10. In the case of Nauratta Singh (supra) which has considered the judgment of Mohinder Singh (supra) as well as that by the Constitution Bench in Sunil Fulchand Shah (supra) and held thus:

"18. The clear fallacy of the approach made by the High Court can be demonstrated through an illustration. An accused was tried for an offence under Section 326 IPC. During trial period he was allowed to remain on bail and the trial prolonged up to, say, 3 years. Finally the court convicted him and sentenced him to imprisonment for three years. Should not the convicted person go to jail at all on the premise that he was on bail for three years and is hence entitled to remission of that period ?

19. Yet another illustration can be shown by stretching the above illustration a little farther. If the aforesaid convicted person filed an appeal and got his sentence suspended by the appellate court and the appellate court confirmed the conviction and sentence after a period of 3 years, is he entitled to claim that he need not go to jail at all as he was on bail for more than 3 years during the post-conviction stage also? If it is to be held that he is entitled to such remission, we are afraid, the criminal justice system would be reduced to a mockery. The absurdity of the claim of the respondent can thus be demonstrated."

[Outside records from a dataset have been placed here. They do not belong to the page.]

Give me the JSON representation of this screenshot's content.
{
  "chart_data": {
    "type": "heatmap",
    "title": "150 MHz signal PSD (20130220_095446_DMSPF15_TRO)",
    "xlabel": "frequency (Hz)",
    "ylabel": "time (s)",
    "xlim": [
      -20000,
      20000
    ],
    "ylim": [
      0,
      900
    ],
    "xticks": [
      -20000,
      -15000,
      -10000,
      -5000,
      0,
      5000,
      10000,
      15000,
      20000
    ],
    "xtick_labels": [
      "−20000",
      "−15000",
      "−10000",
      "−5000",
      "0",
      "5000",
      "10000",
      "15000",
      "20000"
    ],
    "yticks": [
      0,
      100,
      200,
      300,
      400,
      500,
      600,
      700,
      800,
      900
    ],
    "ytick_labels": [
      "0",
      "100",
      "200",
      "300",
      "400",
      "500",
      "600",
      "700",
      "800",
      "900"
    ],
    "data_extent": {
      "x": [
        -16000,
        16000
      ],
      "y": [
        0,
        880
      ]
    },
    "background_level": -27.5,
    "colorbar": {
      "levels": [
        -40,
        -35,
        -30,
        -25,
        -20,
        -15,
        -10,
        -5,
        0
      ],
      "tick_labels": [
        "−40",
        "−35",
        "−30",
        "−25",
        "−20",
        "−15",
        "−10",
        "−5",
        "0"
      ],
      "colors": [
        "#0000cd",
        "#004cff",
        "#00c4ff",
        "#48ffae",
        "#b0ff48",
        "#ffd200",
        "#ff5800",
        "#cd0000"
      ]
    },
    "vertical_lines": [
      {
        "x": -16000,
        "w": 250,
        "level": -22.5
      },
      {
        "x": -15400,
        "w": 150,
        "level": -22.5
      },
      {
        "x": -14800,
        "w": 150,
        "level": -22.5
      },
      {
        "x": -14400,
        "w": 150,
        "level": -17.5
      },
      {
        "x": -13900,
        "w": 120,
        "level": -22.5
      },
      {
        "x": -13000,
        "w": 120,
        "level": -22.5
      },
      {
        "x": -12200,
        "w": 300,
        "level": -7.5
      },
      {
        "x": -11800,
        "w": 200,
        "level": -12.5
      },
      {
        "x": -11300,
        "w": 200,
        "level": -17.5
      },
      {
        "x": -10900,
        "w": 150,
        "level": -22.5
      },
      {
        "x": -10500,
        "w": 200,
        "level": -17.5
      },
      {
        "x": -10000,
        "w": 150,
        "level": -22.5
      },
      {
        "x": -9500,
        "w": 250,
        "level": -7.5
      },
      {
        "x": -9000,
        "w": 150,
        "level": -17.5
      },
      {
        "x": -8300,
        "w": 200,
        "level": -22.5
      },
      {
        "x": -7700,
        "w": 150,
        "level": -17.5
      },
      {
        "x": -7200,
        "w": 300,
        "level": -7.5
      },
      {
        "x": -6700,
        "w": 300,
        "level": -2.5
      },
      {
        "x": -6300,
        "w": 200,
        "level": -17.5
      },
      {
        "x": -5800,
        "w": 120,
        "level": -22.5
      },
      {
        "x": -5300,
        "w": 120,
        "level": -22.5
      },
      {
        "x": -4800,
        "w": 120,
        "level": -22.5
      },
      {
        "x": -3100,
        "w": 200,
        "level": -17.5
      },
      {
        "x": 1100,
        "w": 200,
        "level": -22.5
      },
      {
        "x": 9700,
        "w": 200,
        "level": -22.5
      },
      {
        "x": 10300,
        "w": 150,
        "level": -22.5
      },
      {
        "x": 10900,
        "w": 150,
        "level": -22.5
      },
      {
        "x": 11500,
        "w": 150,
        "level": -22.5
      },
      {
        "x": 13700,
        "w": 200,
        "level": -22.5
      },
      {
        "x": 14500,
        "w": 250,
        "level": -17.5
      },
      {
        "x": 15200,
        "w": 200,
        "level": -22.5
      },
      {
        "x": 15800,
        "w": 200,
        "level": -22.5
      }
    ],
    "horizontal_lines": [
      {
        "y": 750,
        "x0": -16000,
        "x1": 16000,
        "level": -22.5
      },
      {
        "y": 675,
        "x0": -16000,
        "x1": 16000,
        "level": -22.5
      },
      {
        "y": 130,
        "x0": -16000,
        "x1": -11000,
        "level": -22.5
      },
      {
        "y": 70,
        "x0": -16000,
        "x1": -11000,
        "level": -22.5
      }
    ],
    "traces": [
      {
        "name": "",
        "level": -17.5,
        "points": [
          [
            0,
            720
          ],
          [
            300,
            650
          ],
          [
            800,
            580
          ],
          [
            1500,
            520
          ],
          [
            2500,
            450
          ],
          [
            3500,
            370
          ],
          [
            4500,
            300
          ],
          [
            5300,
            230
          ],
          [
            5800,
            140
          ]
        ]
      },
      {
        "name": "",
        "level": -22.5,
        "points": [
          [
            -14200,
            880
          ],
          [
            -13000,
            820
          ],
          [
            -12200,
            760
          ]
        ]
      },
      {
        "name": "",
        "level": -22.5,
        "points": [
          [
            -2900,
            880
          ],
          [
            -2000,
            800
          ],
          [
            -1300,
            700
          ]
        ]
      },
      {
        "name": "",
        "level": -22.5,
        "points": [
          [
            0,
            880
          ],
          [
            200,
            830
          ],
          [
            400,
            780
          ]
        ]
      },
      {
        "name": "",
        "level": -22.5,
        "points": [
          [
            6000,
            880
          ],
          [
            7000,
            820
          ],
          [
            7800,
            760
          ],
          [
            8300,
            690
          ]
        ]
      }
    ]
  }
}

11. It is clear from the above observations of this Court that grant of any such remission would indeed reduce the criminal justice system to mockery. Therefore, we cannot be persuaded to interpret the remission notification of the Punjab Government to run counter to the judgment of this Court referred to hereinabove.

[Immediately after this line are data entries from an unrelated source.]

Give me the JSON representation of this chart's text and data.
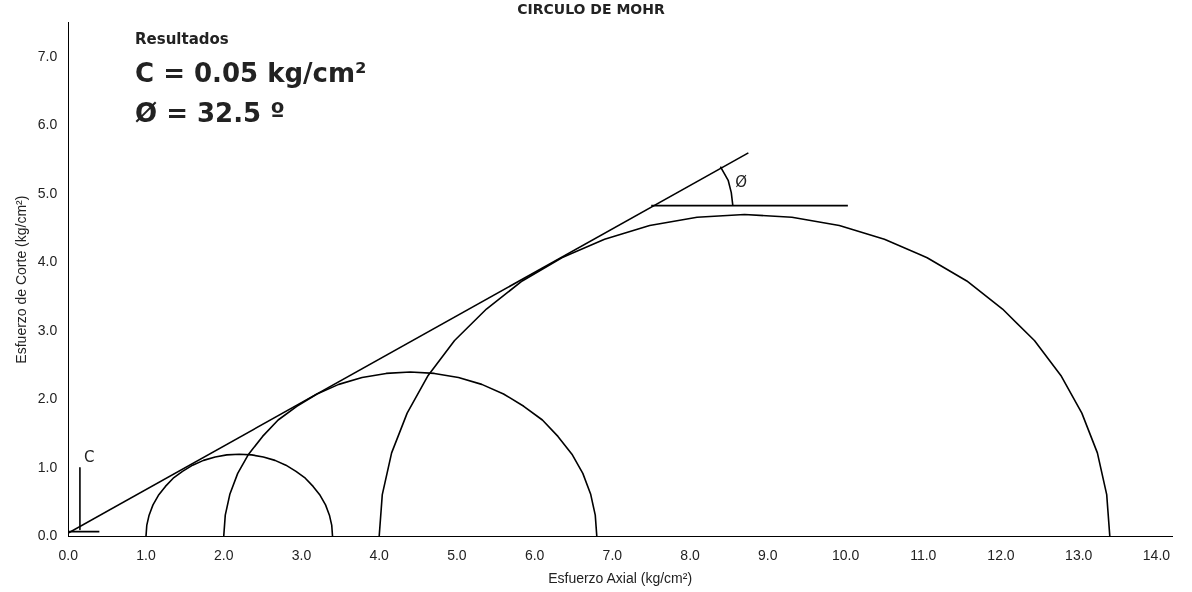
{
  "chart_data": {
    "type": "line",
    "title": "CIRCULO DE MOHR",
    "xlabel": "Esfuerzo Axial (kg/cm²)",
    "ylabel": "Esfuerzo de Corte (kg/cm²)",
    "xlim": [
      0,
      14.2
    ],
    "ylim": [
      0,
      7.5
    ],
    "xticks": [
      {
        "value": 0,
        "label": "0.0"
      },
      {
        "value": 1,
        "label": "1.0"
      },
      {
        "value": 2,
        "label": "2.0"
      },
      {
        "value": 3,
        "label": "3.0"
      },
      {
        "value": 4,
        "label": "4.0"
      },
      {
        "value": 5,
        "label": "5.0"
      },
      {
        "value": 6,
        "label": "6.0"
      },
      {
        "value": 7,
        "label": "7.0"
      },
      {
        "value": 8,
        "label": "8.0"
      },
      {
        "value": 9,
        "label": "9.0"
      },
      {
        "value": 10,
        "label": "10.0"
      },
      {
        "value": 11,
        "label": "11.0"
      },
      {
        "value": 12,
        "label": "12.0"
      },
      {
        "value": 13,
        "label": "13.0"
      },
      {
        "value": 14,
        "label": "14.0"
      }
    ],
    "yticks": [
      {
        "value": 0,
        "label": "0.0"
      },
      {
        "value": 1,
        "label": "1.0"
      },
      {
        "value": 2,
        "label": "2.0"
      },
      {
        "value": 3,
        "label": "3.0"
      },
      {
        "value": 4,
        "label": "4.0"
      },
      {
        "value": 5,
        "label": "5.0"
      },
      {
        "value": 6,
        "label": "6.0"
      },
      {
        "value": 7,
        "label": "7.0"
      }
    ],
    "grid": false,
    "legend": false,
    "marker": "none",
    "line_style": "solid",
    "series": [
      {
        "color": "#000000",
        "x": [
          1.0,
          1.01,
          1.04,
          1.09,
          1.16,
          1.25,
          1.35,
          1.47,
          1.6,
          1.74,
          1.89,
          2.04,
          2.2,
          2.36,
          2.51,
          2.66,
          2.8,
          2.93,
          3.05,
          3.15,
          3.24,
          3.31,
          3.36,
          3.39,
          3.4
        ],
        "values": [
          0,
          0.16,
          0.31,
          0.46,
          0.6,
          0.73,
          0.85,
          0.95,
          1.04,
          1.11,
          1.16,
          1.19,
          1.2,
          1.19,
          1.16,
          1.11,
          1.04,
          0.95,
          0.85,
          0.73,
          0.6,
          0.46,
          0.31,
          0.16,
          0
        ]
      },
      {
        "color": "#000000",
        "x": [
          2.0,
          2.02,
          2.08,
          2.18,
          2.32,
          2.5,
          2.7,
          2.94,
          3.2,
          3.48,
          3.78,
          4.09,
          4.4,
          4.71,
          5.02,
          5.32,
          5.6,
          5.86,
          6.1,
          6.3,
          6.48,
          6.62,
          6.72,
          6.78,
          6.8
        ],
        "values": [
          0,
          0.31,
          0.62,
          0.92,
          1.2,
          1.46,
          1.7,
          1.9,
          2.08,
          2.22,
          2.32,
          2.38,
          2.4,
          2.38,
          2.32,
          2.22,
          2.08,
          1.9,
          1.7,
          1.46,
          1.2,
          0.92,
          0.62,
          0.31,
          0
        ]
      },
      {
        "color": "#000000",
        "x": [
          4.0,
          4.04,
          4.16,
          4.36,
          4.63,
          4.97,
          5.38,
          5.84,
          6.35,
          6.9,
          7.48,
          8.09,
          8.7,
          9.31,
          9.92,
          10.5,
          11.05,
          11.56,
          12.02,
          12.43,
          12.77,
          13.04,
          13.24,
          13.36,
          13.4
        ],
        "values": [
          0,
          0.61,
          1.22,
          1.8,
          2.35,
          2.86,
          3.32,
          3.73,
          4.07,
          4.34,
          4.54,
          4.66,
          4.7,
          4.66,
          4.54,
          4.34,
          4.07,
          3.73,
          3.32,
          2.86,
          2.35,
          1.8,
          1.22,
          0.61,
          0
        ]
      },
      {
        "color": "#000000",
        "x": [
          0,
          8.75
        ],
        "values": [
          0.05,
          5.6
        ]
      },
      {
        "color": "#000000",
        "x": [
          7.5,
          10.03
        ],
        "values": [
          4.83,
          4.83
        ]
      },
      {
        "color": "#000000",
        "x": [
          8.55,
          8.53,
          8.49,
          8.39
        ],
        "values": [
          4.83,
          5.02,
          5.2,
          5.4
        ]
      },
      {
        "color": "#000000",
        "x": [
          0,
          0.4
        ],
        "values": [
          0.07,
          0.07
        ]
      },
      {
        "color": "#000000",
        "x": [
          0.15,
          0.15
        ],
        "values": [
          1.0,
          0.1
        ]
      }
    ],
    "annotations": [
      "Resultados",
      "C = 0.05 kg/cm²",
      "Ø = 32.5 º",
      {
        "text": "Ø",
        "x": 8.53,
        "y": 5.02
      },
      {
        "text": "C",
        "x": 0.15,
        "y": 1.0
      }
    ]
  }
}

12. In Mohinder Singh (supra) which is followed by the Constitution Bench in Sunil Fulchand Shah (supra), this Court held:

"14. Parole is defined in Black's Law Dictionary as "a conditional release of a prisoner, generally under supervision of a parole officer, who has served part of the term for which he was sentenced to prison".

Parole relates to executive action taken after the door has been closed on a convict.

During parole period there is no suspension of sentence but the sentence is actually continuing to run during that period also."

13. In view of the pronouncement of this Court also, we are of the opinion that the High Court fell in error in accepting the argument of the said respondents that they are entitled for the benefit of the period of remission given by the various notifications cumulatively to be counted against the period during which they were on bail. In our opinion, while applying the period of remission granted by the Government under any remission notification the period during which an accused person was on bail cannot be taken into account.

14. For the reasons stated above, the judgment of the High Court is set aside. We allow the appeals and also set aside the letter of the 2nd Respondent herein dated 18th of September, 1998 addressed to the CJM and direct the said respondents to serve the remainder period of their sentence. We make it clear if during the period of serving their sentence any fresh remission notification is issued by the concerned Government, the same will be made applicable on terms and conditions enumerated in the said notification if it is applicable to the said respondents.

15. The appeals are accordingly allowed.